3rd: Find the derivitive of $$f(p) = \ln\left(\prod_{i=1}^np^{x_i}(1-p)^{1-x_i} \right)$$
Between 1 and 2: I don't understand how the derivative would change based upon the summation end changing from a real number to infinity.
For the 3rd, I feel like my basic algebra is failing me because I get $$\ln\left(\prod(p-p)^1\right)$$ which I am very certain is not correct.
Any help would be appreciated to understand what is going on here and what I'm missing. Thanks in advance for my help on my first post.

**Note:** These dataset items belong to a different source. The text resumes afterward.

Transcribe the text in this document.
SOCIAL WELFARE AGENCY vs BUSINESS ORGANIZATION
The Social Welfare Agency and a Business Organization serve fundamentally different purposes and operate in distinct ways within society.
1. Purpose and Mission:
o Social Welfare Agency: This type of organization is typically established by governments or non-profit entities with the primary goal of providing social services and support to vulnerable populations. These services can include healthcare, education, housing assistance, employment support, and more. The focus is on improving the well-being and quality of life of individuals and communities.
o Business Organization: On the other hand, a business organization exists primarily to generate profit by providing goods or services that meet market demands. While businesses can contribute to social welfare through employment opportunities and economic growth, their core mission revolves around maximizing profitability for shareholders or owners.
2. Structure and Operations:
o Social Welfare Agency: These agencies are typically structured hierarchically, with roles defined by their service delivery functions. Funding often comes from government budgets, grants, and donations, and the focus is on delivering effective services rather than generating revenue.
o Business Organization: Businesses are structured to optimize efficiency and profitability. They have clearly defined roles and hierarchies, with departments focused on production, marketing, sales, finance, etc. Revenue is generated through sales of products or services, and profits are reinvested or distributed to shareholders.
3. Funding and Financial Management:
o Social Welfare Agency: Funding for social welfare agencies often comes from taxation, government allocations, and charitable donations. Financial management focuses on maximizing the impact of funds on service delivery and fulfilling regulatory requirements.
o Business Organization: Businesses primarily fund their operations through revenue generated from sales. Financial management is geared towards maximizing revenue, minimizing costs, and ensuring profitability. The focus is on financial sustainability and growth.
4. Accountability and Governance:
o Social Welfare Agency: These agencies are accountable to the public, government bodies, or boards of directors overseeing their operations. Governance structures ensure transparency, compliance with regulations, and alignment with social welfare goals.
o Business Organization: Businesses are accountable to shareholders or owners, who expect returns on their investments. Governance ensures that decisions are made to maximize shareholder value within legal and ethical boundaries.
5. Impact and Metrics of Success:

$(1) $First, note that the first term in this series is a constant real number with no variable in it. The remaining terms will be a function of $x$...
$$\sum_{n=0}^{k} \frac{x^n}{n!} = \frac{x^0}{0!} + \sum_{n=1}^{k} \frac{x^n}{n!} = \frac{1}{1} + \sum_{n=1}^{k} \frac{x^n}{n!} = 1 + \sum_{n=1}^{k} \frac{x^n}{n!}$$
Second, recall that the derivative of sums or differences is the sums or differences of the derivatives. Hence,
$$\frac{d}{dx} \sum_{n=0}^{k} \frac{x^n}{n!} = \frac{d}{dx} [1 + \sum_{n=1}^{k} \frac{x^n}{n!}] = \frac{d}{dx} [1] + \frac{d}{dx}[\sum_{n=1}^{k} \frac{x^n}{n!}] = \frac{d}{dx}\sum_{n=1}^{k} \frac{x^n}{n!} = \sum_{n=1}^{k} \frac{d}{dx} \frac{x^n}{n!}$$
Now you differentiate with respect to $x$. You may be wondering "What do I do with $n$?" The answer is that you treat $n$ as though it is a constant. Note that $n$ is an index that tells you how many terms are in the series as well as how the constants in each term differ from one term to the next. So,
$$\sum_{n=1}^{k} \frac{d}{dx}\frac{x^n}{n!} = \sum_{n=1}^{k} \frac{1}{n!} \frac{d}{dx}x^n = \sum_{n=1}^{k} \frac{1}{n!} n x^{(n-1)} = \sum_{n=1}^{k} \frac{n x^{(n-1)}}{n!}$$
Now, note that there is an opportunity to simplify this fraction if we expand the factorial some...
$$\sum_{n=1}^{k} \frac{n x^{(n-1)}}{n!} = \sum_{n=1}^{k} \frac{n x^{(n-1)}}{n(n-1)!} = \sum_{n=1}^{k} \frac{x^{(n-1)}}{(n-1)!}$$
Thus,
$$\frac{d}{dx} \sum_{n=0}^{k} \frac{x^n}{n!} = \sum_{n=1}^{k} \frac{x^{(n-1)}}{(n-1)!}$$
$(2)$ You are correct about nothing changing between $1$ and $2$. The reasoning is the same, only now it translates to a sum over infinite terms. Nice intuition!